Eine Ewigkeit, schien's, verharrten sie so. Dann zerschnitt eine Stimme klar und doch leise, gleich einem Trompetenstoß aus einer fernen Stadt, die Stille:

»Willie, o Willie!«

Kein Zorn klang aus den Worten, nur unendlicher Vorwurf – des Mannes Herz brach.

Bei dem Ruf sprang der mächtige Hund herum in knurrender scheußlicher Wut. Er sah die kleine wohlbekannte Gestalt sich deutlich gegen den Himmel abheben, und zum erstenmal in seinem Leben fürchtete sich der Rote Will.

Sein Todfeind war vergessen; das tote Schaf war vergessen; alles war vergessen über der Qual des Augenblicks. Er duckte sich zu Boden, und ein Laut entrang sich seiner Kehle, dem einer verlorenen Seele gleich; auf stieg er in die stille Nachtluft und entschwebte klagend – hinaus aus dem einsamen Tal über die verödeten Marken in das Dunkel.

Über dem Roten Will auf dem Hügel stand sein Herr. Des Kleinen Mannes weißes Haar war mitleidslos dem Unwetter preisgegeben; der Regen strömte über seine Wangen; die Hände hielt er auf dem Rücken gefaltet. So stand er und blickte hinab in das Tal, und ein Ausdruck lag auf seinem Gesicht, den zu schildern über Menschenmacht geht.

»Willie, Willie, hierher zu mir!« rief er endlich; und seine Stimme klangmatt und fern, wie eine verwehte Erinnerung.

Jetzt kroch das mächtige Tier heran, winselnd, erbarmungswürdig in seiner Not. Es kannte sein Schicksal, wie das jeder Schäferhund kennt.
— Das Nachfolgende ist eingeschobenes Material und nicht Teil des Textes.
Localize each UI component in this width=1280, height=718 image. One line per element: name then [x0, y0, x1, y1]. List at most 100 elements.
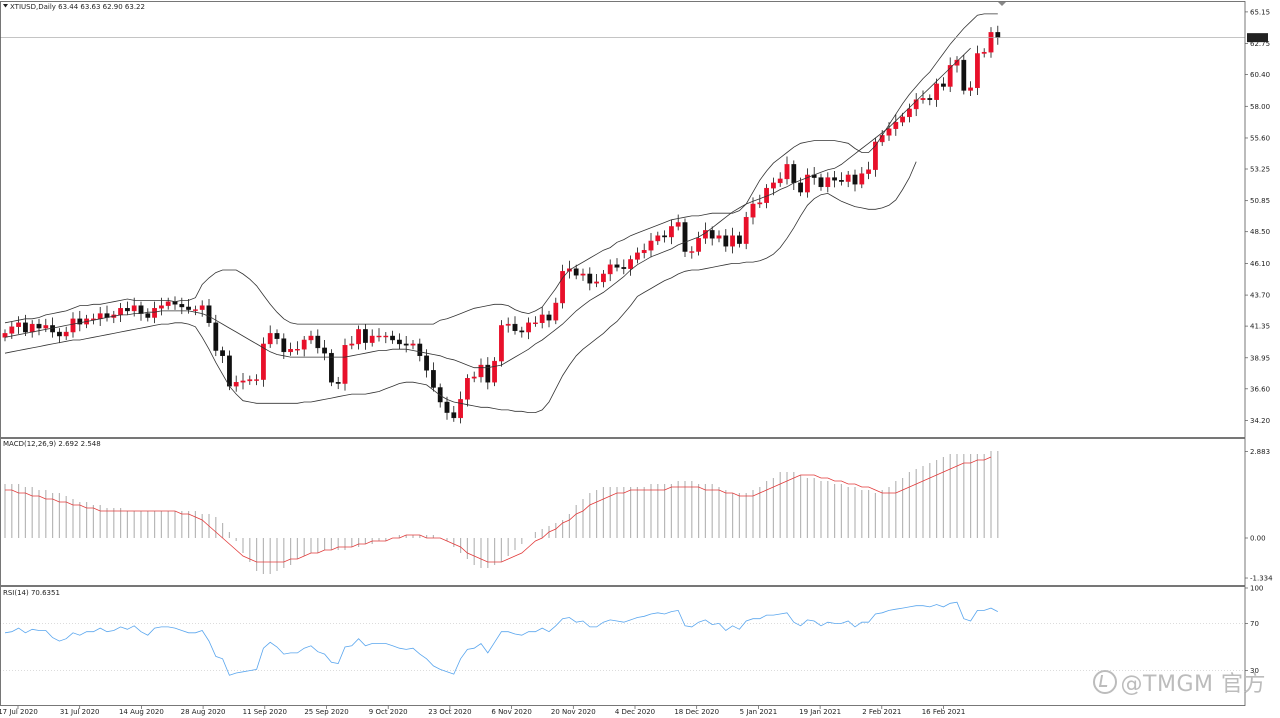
- candle[interactable]: [57, 331, 62, 337]
- candle[interactable]: [941, 83, 946, 87]
- candle[interactable]: [97, 313, 103, 320]
- candle[interactable]: [261, 343, 266, 380]
- candle[interactable]: [723, 235, 729, 247]
- candle[interactable]: [607, 264, 613, 275]
- candle[interactable]: [485, 364, 491, 383]
- candle[interactable]: [818, 177, 824, 188]
- candle[interactable]: [587, 273, 593, 284]
- candle[interactable]: [601, 273, 606, 283]
- candle[interactable]: [179, 304, 185, 308]
- candle[interactable]: [192, 309, 198, 311]
- candle[interactable]: [288, 349, 293, 353]
- candle[interactable]: [233, 382, 239, 387]
- candle[interactable]: [954, 59, 960, 66]
- candle[interactable]: [451, 412, 457, 419]
- candle[interactable]: [465, 378, 470, 400]
- candle[interactable]: [118, 308, 124, 316]
- candle[interactable]: [29, 323, 35, 333]
- candle[interactable]: [533, 322, 538, 325]
- candle[interactable]: [546, 314, 552, 321]
- candle[interactable]: [852, 174, 858, 185]
- candle[interactable]: [363, 329, 368, 343]
- candle[interactable]: [777, 178, 783, 184]
- candle[interactable]: [526, 322, 532, 333]
- candle[interactable]: [927, 98, 933, 100]
- candle[interactable]: [124, 308, 130, 312]
- candle[interactable]: [16, 322, 21, 327]
- candle[interactable]: [145, 313, 151, 318]
- candle[interactable]: [274, 333, 280, 339]
- candle[interactable]: [539, 314, 545, 324]
- candle[interactable]: [859, 173, 865, 185]
- candle[interactable]: [784, 164, 790, 180]
- candle[interactable]: [628, 259, 634, 269]
- candle[interactable]: [478, 364, 484, 378]
- candle[interactable]: [968, 87, 974, 91]
- candle[interactable]: [995, 32, 1001, 38]
- candle[interactable]: [709, 230, 715, 239]
- candle[interactable]: [281, 338, 287, 353]
- candle[interactable]: [573, 268, 579, 276]
- candle[interactable]: [635, 252, 640, 260]
- candle[interactable]: [138, 305, 144, 314]
- candle[interactable]: [519, 330, 525, 333]
- candle[interactable]: [301, 339, 307, 350]
- candle[interactable]: [471, 376, 477, 379]
- candle[interactable]: [675, 222, 681, 227]
- candle[interactable]: [206, 305, 212, 324]
- candle[interactable]: [131, 305, 137, 312]
- candle[interactable]: [961, 59, 967, 91]
- candle[interactable]: [369, 335, 375, 343]
- symbol-dropdown-icon[interactable]: [3, 4, 8, 8]
- candle[interactable]: [505, 323, 511, 326]
- candle[interactable]: [682, 222, 688, 252]
- candle[interactable]: [220, 350, 225, 357]
- candle[interactable]: [594, 281, 600, 284]
- candle[interactable]: [832, 177, 838, 181]
- candle[interactable]: [648, 240, 654, 251]
- candle[interactable]: [186, 306, 191, 310]
- candle[interactable]: [737, 235, 742, 244]
- candle[interactable]: [907, 108, 912, 118]
- candle[interactable]: [383, 335, 389, 338]
- candle[interactable]: [247, 379, 253, 382]
- candle[interactable]: [805, 174, 810, 193]
- candle[interactable]: [886, 128, 892, 136]
- candle[interactable]: [458, 399, 463, 419]
- candle[interactable]: [295, 349, 300, 351]
- rsi-panel[interactable]: 100 70 30: [0, 585, 1263, 676]
- candle[interactable]: [417, 343, 423, 357]
- candle[interactable]: [349, 343, 355, 346]
- candle[interactable]: [621, 267, 627, 269]
- candle[interactable]: [655, 235, 661, 242]
- candle[interactable]: [696, 238, 702, 252]
- candle[interactable]: [254, 379, 259, 381]
- candle[interactable]: [771, 182, 776, 189]
- candle[interactable]: [934, 83, 940, 100]
- candle[interactable]: [410, 343, 416, 346]
- candle[interactable]: [240, 380, 246, 383]
- candle[interactable]: [879, 135, 885, 143]
- candle[interactable]: [70, 318, 76, 333]
- candle[interactable]: [757, 202, 763, 205]
- candle[interactable]: [798, 182, 804, 193]
- candle[interactable]: [750, 203, 756, 218]
- candle[interactable]: [356, 329, 361, 345]
- candle[interactable]: [873, 141, 878, 170]
- candle[interactable]: [913, 99, 919, 110]
- candle[interactable]: [444, 401, 450, 413]
- candle[interactable]: [322, 347, 327, 354]
- candle[interactable]: [226, 355, 232, 387]
- candle[interactable]: [689, 251, 695, 253]
- candle[interactable]: [499, 325, 504, 362]
- candle[interactable]: [199, 305, 205, 310]
- candle[interactable]: [437, 387, 443, 403]
- candle[interactable]: [716, 235, 722, 239]
- candle[interactable]: [900, 116, 906, 123]
- candle[interactable]: [36, 323, 42, 329]
- candle[interactable]: [866, 169, 872, 174]
- candle[interactable]: [43, 325, 49, 329]
- candle[interactable]: [580, 273, 586, 276]
- candle[interactable]: [947, 65, 953, 87]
Allein das bekümmerte ihn nicht. Seine Qual war, daß sein Freund, sein Vater, der ihm vertraut, ihn bei seiner Sünde ertappt.

Es schlich sich zu seines Herrn Füßen, aber der Kleine Mann rührte sich nicht.
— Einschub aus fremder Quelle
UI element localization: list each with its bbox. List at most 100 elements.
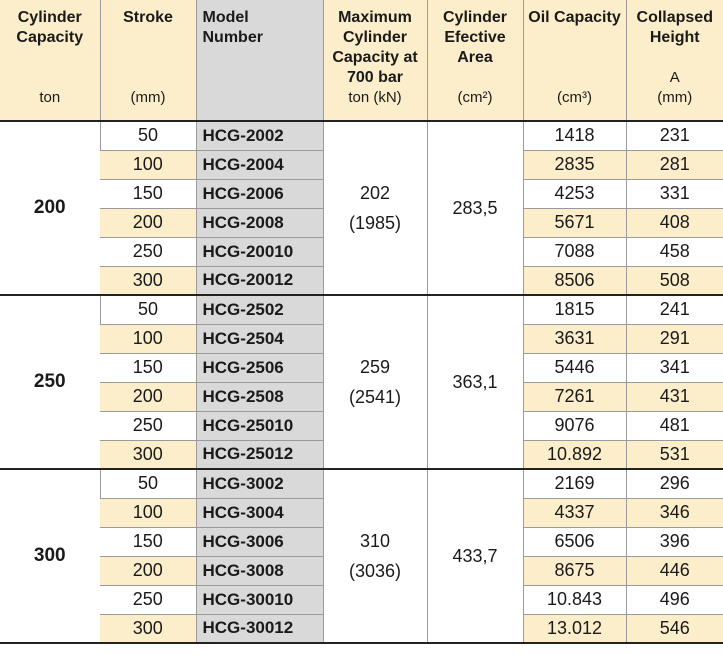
model-number-cell: HCG-2006	[195, 178, 323, 208]
table-row: 300 HCG-25012 10.892 531	[0, 439, 723, 469]
table-row: 150 HCG-3006 6506 396	[0, 526, 723, 556]
max-capacity-cell: 202 (1985)	[322, 120, 427, 295]
collapsed-height-cell: 546	[625, 613, 723, 643]
oil-capacity-cell: 7261	[522, 381, 626, 411]
model-number-cell: HCG-2004	[195, 149, 323, 179]
effective-area-cell: 363,1	[426, 294, 523, 469]
model-number-cell: HCG-30010	[195, 584, 323, 614]
table-row: 300 50 HCG-3002 310 (3036) 433,7 2169 296	[0, 468, 723, 643]
collapsed-height-cell: 231	[625, 120, 723, 150]
table-row: 250 HCG-25010 9076 481	[0, 410, 723, 440]
header-unit: (cm²)	[457, 89, 493, 106]
table-row: 250 50 HCG-2502 259 (2541) 363,1 1815 241	[0, 294, 723, 469]
collapsed-height-cell: 296	[625, 468, 723, 498]
stroke-cell: 50	[99, 468, 196, 498]
header-cylinder-capacity: Cylinder Capacity ton	[0, 0, 100, 122]
stroke-cell: 150	[100, 178, 196, 208]
header-title: Cylinder Efective Area	[442, 9, 507, 66]
header-oil-capacity: Oil Capacity (cm³)	[522, 0, 626, 122]
header-collapsed-height: Collapsed Height A (mm)	[625, 0, 723, 122]
header-max-capacity: Maximum Cylinder Capacity at 700 bar ton …	[322, 0, 427, 122]
oil-capacity-cell: 13.012	[522, 613, 626, 643]
stroke-cell: 150	[100, 352, 196, 382]
header-unit: (mm)	[130, 89, 166, 106]
model-number-cell: HCG-3002	[195, 468, 323, 498]
table-row: 200 HCG-2008 5671 408	[0, 207, 723, 237]
collapsed-height-cell: 431	[625, 381, 723, 411]
header-title: Oil Capacity	[528, 9, 621, 26]
oil-capacity-cell: 1815	[522, 294, 626, 324]
oil-capacity-cell: 4253	[522, 178, 626, 208]
header-title: Model Number	[202, 9, 263, 46]
table-row: 250 HCG-20010 7088 458	[0, 236, 723, 266]
oil-capacity-cell: 10.843	[522, 584, 626, 614]
model-number-cell: HCG-2008	[195, 207, 323, 237]
model-number-cell: HCG-25012	[195, 439, 323, 469]
table-row: 200 HCG-2508 7261 431	[0, 381, 723, 411]
collapsed-height-cell: 396	[625, 526, 723, 556]
spec-table: Cylinder Capacity ton Stroke (mm) Model Numb…	[0, 0, 723, 644]
model-number-cell: HCG-20012	[195, 265, 323, 295]
model-number-cell: HCG-2506	[195, 352, 323, 382]
oil-capacity-cell: 8506	[522, 265, 626, 295]
oil-capacity-cell: 5446	[522, 352, 626, 382]
model-number-cell: HCG-3008	[195, 555, 323, 585]
cylinder-capacity-cell: 250	[0, 294, 100, 469]
oil-capacity-cell: 2169	[522, 468, 626, 498]
table-body: 200 50 HCG-2002 202 (1985) 283,5 1418 231 100 HCG…	[0, 120, 723, 643]
header-unit: (cm³)	[557, 89, 592, 106]
header-unit: ton (kN)	[348, 89, 402, 106]
max-capacity-ton: 259	[359, 357, 391, 377]
collapsed-height-cell: 408	[625, 207, 723, 237]
header-row: Cylinder Capacity ton Stroke (mm) Model Numb…	[0, 0, 723, 122]
oil-capacity-cell: 6506	[522, 526, 626, 556]
header-unit: A (mm)	[657, 69, 693, 106]
table-row: 200 HCG-3008 8675 446	[0, 555, 723, 585]
table-row: 250 HCG-30010 10.843 496	[0, 584, 723, 614]
oil-capacity-cell: 3631	[522, 323, 626, 353]
oil-capacity-cell: 4337	[522, 497, 626, 527]
max-capacity-kn: (3036)	[348, 561, 402, 581]
collapsed-height-cell: 508	[625, 265, 723, 295]
collapsed-height-cell: 458	[625, 236, 723, 266]
stroke-cell: 100	[100, 497, 196, 527]
stroke-cell: 300	[100, 265, 196, 295]
table-row: 100 HCG-2004 2835 281	[0, 149, 723, 179]
model-number-cell: HCG-2504	[195, 323, 323, 353]
table-row: 300 HCG-30012 13.012 546	[0, 613, 723, 643]
table-row: 150 HCG-2506 5446 341	[0, 352, 723, 382]
oil-capacity-cell: 8675	[522, 555, 626, 585]
model-number-cell: HCG-2002	[195, 120, 323, 150]
stroke-cell: 250	[100, 410, 196, 440]
collapsed-height-cell: 291	[625, 323, 723, 353]
header-unit: ton	[39, 89, 61, 106]
table-row: 200 50 HCG-2002 202 (1985) 283,5 1418 231	[0, 120, 723, 295]
max-capacity-ton: 310	[359, 531, 391, 551]
stroke-cell: 300	[100, 439, 196, 469]
max-capacity-cell: 259 (2541)	[322, 294, 427, 469]
effective-area-cell: 433,7	[426, 468, 523, 643]
collapsed-height-cell: 331	[625, 178, 723, 208]
header-title: Maximum Cylinder Capacity at 700 bar	[332, 9, 418, 86]
header-title: Collapsed Height	[636, 9, 713, 46]
effective-area-cell: 283,5	[426, 120, 523, 295]
header-title: Cylinder Capacity	[16, 9, 84, 46]
max-capacity-kn: (1985)	[348, 213, 402, 233]
header-effective-area: Cylinder Efective Area (cm²)	[426, 0, 523, 122]
collapsed-height-cell: 241	[625, 294, 723, 324]
collapsed-height-cell: 281	[625, 149, 723, 179]
oil-capacity-cell: 7088	[522, 236, 626, 266]
table-row: 100 HCG-3004 4337 346	[0, 497, 723, 527]
model-number-cell: HCG-3006	[195, 526, 323, 556]
collapsed-height-cell: 346	[625, 497, 723, 527]
model-number-cell: HCG-2508	[195, 381, 323, 411]
collapsed-height-cell: 496	[625, 584, 723, 614]
cylinder-capacity-cell: 300	[0, 468, 100, 643]
stroke-cell: 50	[99, 120, 196, 150]
stroke-cell: 200	[100, 381, 196, 411]
table-header: Cylinder Capacity ton Stroke (mm) Model Numb…	[0, 0, 723, 122]
header-model-number: Model Number	[195, 0, 323, 122]
stroke-cell: 50	[99, 294, 196, 324]
stroke-cell: 200	[100, 555, 196, 585]
max-capacity-ton: 202	[359, 183, 391, 203]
»Willie, mein Willie«, sagte er sehr sanft. »Sie sind immer gegen mich gewesen – alle – und jetzt auch du. Eines Mannes Mutter, eines Mannes Weib, eines Mannes Hund – das ist alles, was ich je hatte, und jetzt hat einer von den dreien sich gegen mich gekehrt. Jetzt bin ich wahrhaftig allein.«

Bei diesen Worten erhob sich der mächtige Hund und stemmte beide Vorderpfoten gegen seines Herren Brust, vorsichtig, sanft, damit er den nicht verletze, dessen Wunde jeder Heilung spottete; so überragte er ihn um Haupteslänge, und der Kleine Mann legte beide Hände auf des Hundes Schultern.

Da standen sie und blickten einander an, zwei, die sich liebten.
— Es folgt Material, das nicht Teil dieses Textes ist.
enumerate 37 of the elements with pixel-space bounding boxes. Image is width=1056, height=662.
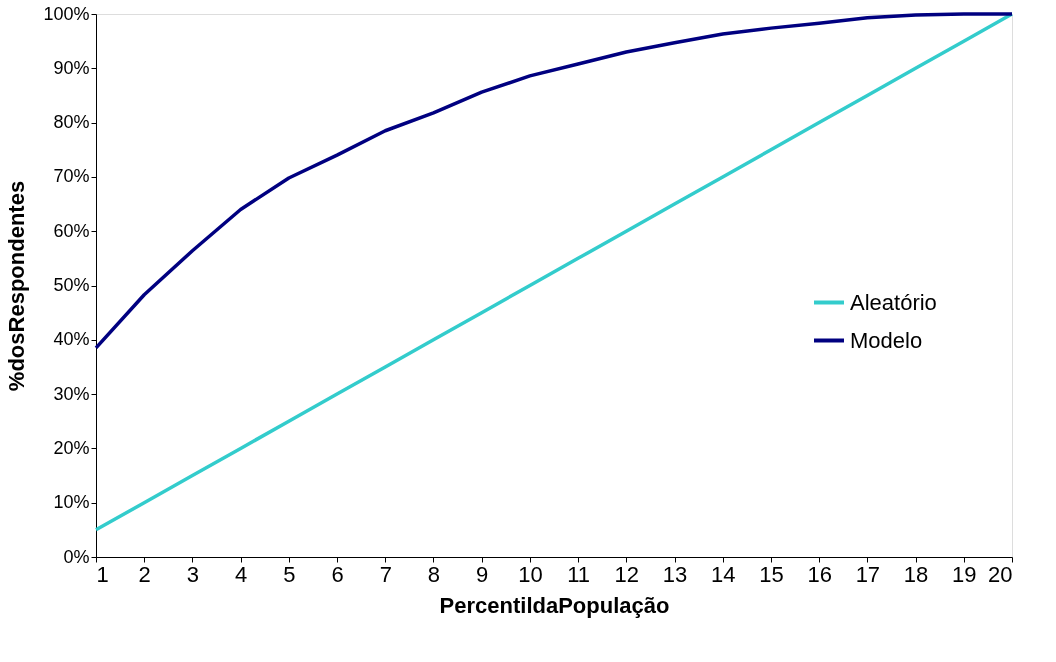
x-tick-label: 20: [988, 561, 1013, 587]
x-tick-label: 12: [614, 561, 640, 587]
y-tick-label: 50%: [53, 275, 90, 295]
y-tick-label: 60%: [53, 220, 90, 241]
x-tick-label: 13: [662, 561, 688, 587]
x-tick-label: 16: [807, 561, 832, 587]
line-series: [94, 12, 1014, 350]
line-series: [94, 12, 1014, 532]
y-tick-label: 20%: [53, 437, 90, 458]
x-axis-title: PercentildaPopulação: [439, 592, 670, 618]
y-tick-label: 80%: [53, 112, 90, 133]
x-tick-label: 5: [283, 561, 296, 587]
legend-label: Modelo: [850, 327, 923, 353]
x-tick-label: 14: [710, 561, 736, 587]
y-tick-label: 70%: [53, 166, 90, 187]
y-tick-label: 10%: [53, 492, 90, 513]
y-tick-label: 0%: [63, 546, 90, 567]
x-tick-label: 11: [567, 561, 591, 587]
x-tick-label: 18: [903, 561, 929, 587]
y-tick-label: 40%: [53, 329, 90, 350]
x-tick-label: 19: [952, 561, 977, 587]
y-tick-label: 90%: [53, 57, 90, 78]
y-axis-title: %dosRespondentes: [4, 180, 30, 392]
x-tick-label: 9: [476, 561, 489, 587]
x-tick-label: 6: [331, 561, 344, 587]
y-tick-label: 30%: [53, 383, 90, 404]
legend-label: Aleatório: [850, 289, 937, 315]
x-tick-label: 7: [379, 561, 392, 587]
x-tick-label: 1: [96, 561, 109, 587]
x-tick-label: 2: [138, 561, 151, 587]
x-tick-label: 4: [235, 561, 248, 587]
y-tick-label: 100%: [43, 3, 90, 24]
x-tick-label: 15: [759, 561, 784, 587]
x-tick-label: 3: [186, 561, 200, 587]
x-tick-label: 17: [855, 561, 881, 587]
x-tick-label: 10: [518, 561, 543, 587]
x-tick-label: 8: [427, 561, 441, 587]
Nach M'Adams Zuruf hatte Old Bob aufgeschaut und dann erst seinen Herrn erkannt.

Er schien in keiner Weise erschreckt; jetzt trabte er zu dem Bauern hin. Kein Zeichen von Furcht lag in seiner Haltung, keine nagende Blutschuld in den tiefen grauen Augen, die niemals logen, die auch jetzt nach Hundeart fest dem andern ins Gesicht schauten. Dennoch hielt er die Rute gesenkt und er zitterte, als er zu seines Herrn Füßen innehielt. Denn auch er verstand, auch er war erregt.

Seit vielen Wochen war er dem Würger auf der Spur; viele Wochen lang hatte er ihn gejagt, wenn jener bei seinem blutigen Vorhaben Kenmuir gekreuzt; und stets hatte er ihn auf den Marken verloren. Jetzt endlich hatte er ihn gestellt, doch sein Herz war mit seinem Feinde in dessen Not.

»Und ich dachte, du wärst es, Junge!« flüsterte der Großbauer, die Hand auf den dunklen Kopf gelegt, »ich dachte, du wärest es!«

Wie angewurzelt beobachteten die drei die Szene zwischen M'Adam und seinem Roten Will.

Zum Schluß weinte der Großbauer verstohlen, Andrew schluchzte laut und David mußte sich abwenden.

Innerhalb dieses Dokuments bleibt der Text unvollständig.